The Responsive Layout Problem
The second hard problem was responsive designs. A single design file might show how a UI looks at 1440px wide, 768px, and 375px — and reviewers need to be able to annotate at any of these breakpoints. A pin placed on the mobile view needs to be understood as a mobile-specific comment, not a general comment on the design.
We store the active breakpoint context as metadata on every annotation. When a reviewer switches between breakpoints, the engine filters displayed annotations to those created at matching or compatible breakpoints, plus any that were explicitly marked as cross-breakpoint (design-wide) feedback. In our testing with teams that work across multiple viewport sizes, this reduced breakpoint-related confusion by about 70% compared to a flat annotation model.

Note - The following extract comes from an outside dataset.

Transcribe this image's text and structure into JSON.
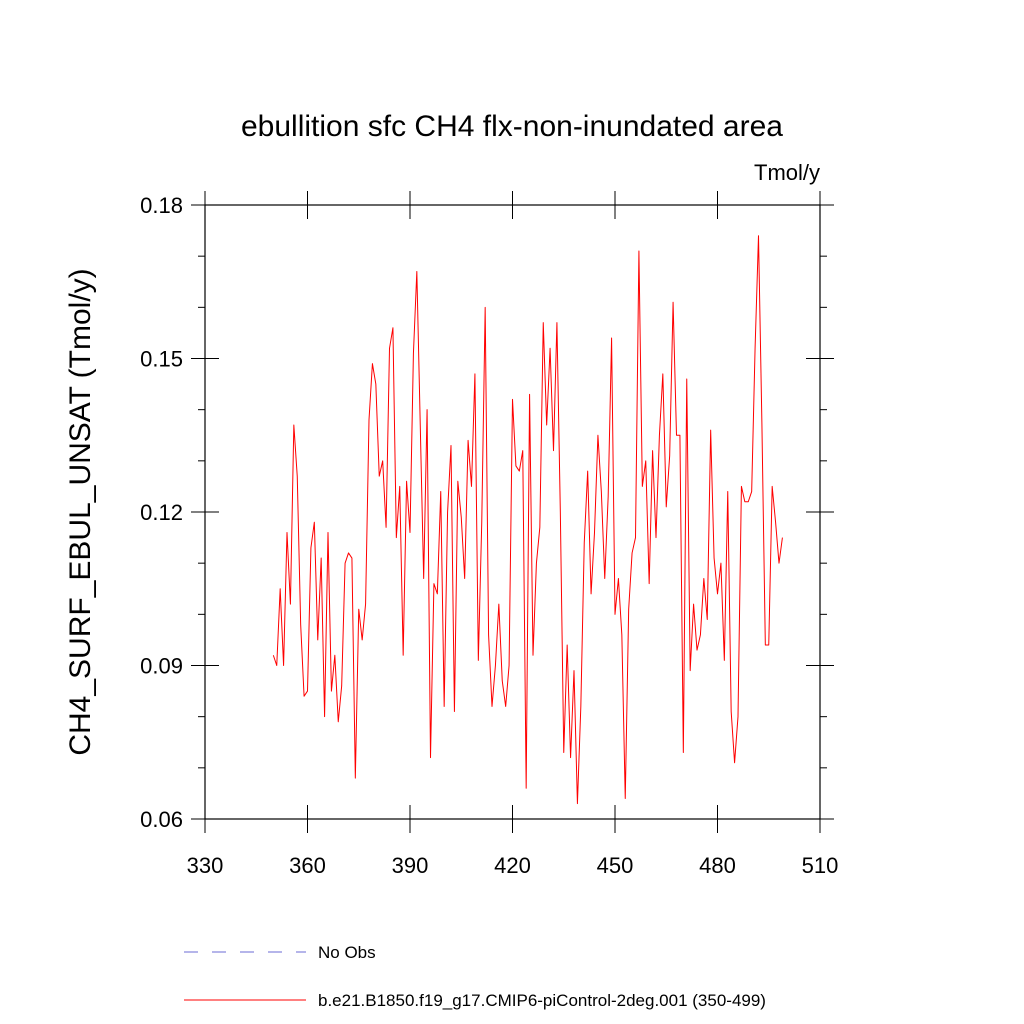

Threading and Resolution State
Threading sounds straightforward but has one non-obvious design decision: what does it mean to resolve a thread? Our first version had a simple resolved/unresolved toggle. Teams immediately started using it in contradictory ways — some treated resolution as "feedback was heard," others as "change was made," others as "stakeholder confirmed the change was correct."
We ended up with a three-state model: Open (active feedback), In Progress (acknowledged, action being taken), Resolved (change made and confirmed). The In Progress state, which we almost cut, turned out to be the state teams use most to communicate during active revision rounds.
The annotation engine now handles about 2.3 million pin placements per month across Atelier workspaces. The coordinate migration algorithm runs on every version upload and takes under 200ms even on large files with hundreds of annotations. Most of the complexity is invisible to users — which is exactly how it should be. The best infrastructure is the kind you never have to think about.